How to Prevent Your Pipes From Freezing This Winter
A single burst pipe can cause thousands of dollars worth of damage to a house. Areas of the house can swell, crack or burst when the frozen water inside the pipe bursts, causing leaking or even flooding.
What’s the best way to protect your pipes? “Heat the home,” Walker says.
“It is possible to use heat tape wrapped around pipes to keep them warm using electric resistance heat, but you might as well heat the home with that electric energy rather than just the pipes so it’s not the best solution,” he said. “The other option is to keep water moving through the pipes, even a trick through a tap can help prevent freezing.”
How Can the Cold Affect the Rest of My House?
As well as affecting your health and the heating pipes, maintaining cold temperatures can also affect other parts of your house that could cost you money down the line. Most aspects of our homes will be damaged if the temperature in our homes regularly drops below what has become known as “room temperature.”
“Cold temperatures submit the various finishes and materials in your home to shrinking and the drying effects of the lower relative humidity levels usually not found in a climate-controlled home,” Cataneo told Newsweek.

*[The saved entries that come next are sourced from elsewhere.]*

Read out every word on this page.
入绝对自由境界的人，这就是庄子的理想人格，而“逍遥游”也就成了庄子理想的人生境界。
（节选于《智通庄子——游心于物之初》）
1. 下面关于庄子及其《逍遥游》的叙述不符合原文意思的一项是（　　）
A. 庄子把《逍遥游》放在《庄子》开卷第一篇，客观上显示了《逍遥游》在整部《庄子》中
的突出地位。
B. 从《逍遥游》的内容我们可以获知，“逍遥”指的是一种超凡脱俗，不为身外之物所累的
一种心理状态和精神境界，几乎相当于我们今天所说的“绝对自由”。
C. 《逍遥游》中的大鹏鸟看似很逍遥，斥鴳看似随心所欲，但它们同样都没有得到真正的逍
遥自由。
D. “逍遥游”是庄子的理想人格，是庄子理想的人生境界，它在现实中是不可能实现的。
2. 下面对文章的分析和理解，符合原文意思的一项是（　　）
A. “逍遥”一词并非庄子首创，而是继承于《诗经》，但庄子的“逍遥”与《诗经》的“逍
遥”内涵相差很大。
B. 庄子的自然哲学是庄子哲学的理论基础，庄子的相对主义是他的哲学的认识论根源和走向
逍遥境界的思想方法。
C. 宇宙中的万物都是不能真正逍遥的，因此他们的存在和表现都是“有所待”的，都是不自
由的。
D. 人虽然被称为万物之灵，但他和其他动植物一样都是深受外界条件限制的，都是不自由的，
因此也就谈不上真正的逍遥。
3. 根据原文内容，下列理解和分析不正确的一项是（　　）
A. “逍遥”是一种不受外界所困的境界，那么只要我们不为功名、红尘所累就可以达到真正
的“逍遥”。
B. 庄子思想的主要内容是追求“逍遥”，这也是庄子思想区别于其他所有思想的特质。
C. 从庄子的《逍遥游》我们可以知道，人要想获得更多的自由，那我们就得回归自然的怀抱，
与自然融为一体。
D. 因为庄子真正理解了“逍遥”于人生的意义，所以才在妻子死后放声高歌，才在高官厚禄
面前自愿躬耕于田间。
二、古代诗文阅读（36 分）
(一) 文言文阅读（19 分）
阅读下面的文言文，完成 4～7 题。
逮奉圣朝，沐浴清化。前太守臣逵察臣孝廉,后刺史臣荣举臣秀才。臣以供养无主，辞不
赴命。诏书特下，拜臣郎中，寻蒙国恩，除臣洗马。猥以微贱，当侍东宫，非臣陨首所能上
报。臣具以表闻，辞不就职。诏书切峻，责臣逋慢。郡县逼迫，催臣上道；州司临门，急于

“It is most often natural materials like wood flooring, wallpaper, and furniture that these effects are most noticeable at the surface level, but pipes freezing and splitting, boilers and radiators cracking, and refrigerant-driven appliances breaking down are all the next round of much deeper trouble you want to avoid at all costs,” he said.
Cataneo added that homeware and belongings can also be affected, “My guitar goes out of tune instantly when the temperature in my apartment changes from a comfortable 72°F/22°C. The effects are immediate.”
Does Insulation Really Help With the Cost of Energy Bills?
Equipping your home to be the most efficient can be expensive, but it will save you money in the long run and will mean you suffer less through those hot summers and cold winters.
“Efficiency is best gained by sealing the building or home. It doesn’t matter how efficient your heating system is if all the heat it creates seeps out the windows and walls,” Cataneo said.
The Environmental Protection Agency estimates that with proper insulation in attics, crawl spaces, and basements the average American could save 15 percent on their heating and cooling costs per year—roughly $200. In cooler parts of the country, savings could be more like 20 percent.
“To save on bills you can either use very little heating and deal with the lack of comfort and moisture issues or invest in improving the home with better windows, better insulation, air sealing and ventilation with heat recovery.”
A myth that often does the rounds at this time of year is that there is an “optimum” temperature to keep your thermostat.
“There is no ‘efficient’ temperature. You could set the thermostat to 60/62 degrees instead of 70 to reduce energy use, as well as moisture and mold risks and use extra clothing to stay warm. Since the 1970s energy crisis, we have used variable temperatures during the day (usually cooler at night) to save energy without substantially reducing comfort.”
Cataneo agrees: “The most efficient indoor temperature is different for all homes and buildings. The goal in creating an efficient heating system is to match the ability of the building envelope to retain that heat. In other words, one definition of good efficiency is that the home is being heated at the same rate it is losing heat to the atmosphere.”
Can Not Turning the Heating on Damage My Health?
Walker argues that a cold house can not only damage your health due to the issues of moisture but also from “cold stress.”
“In the worst cases of unheated homes in very cold weather, there are acute issues of exposure—particularly for more sensitive members of the population such as older people or those with pre-existing health conditions,” he said.
He urges everyone “before making any cost-saving decisions about your home heating, please put your health and the health of others first”.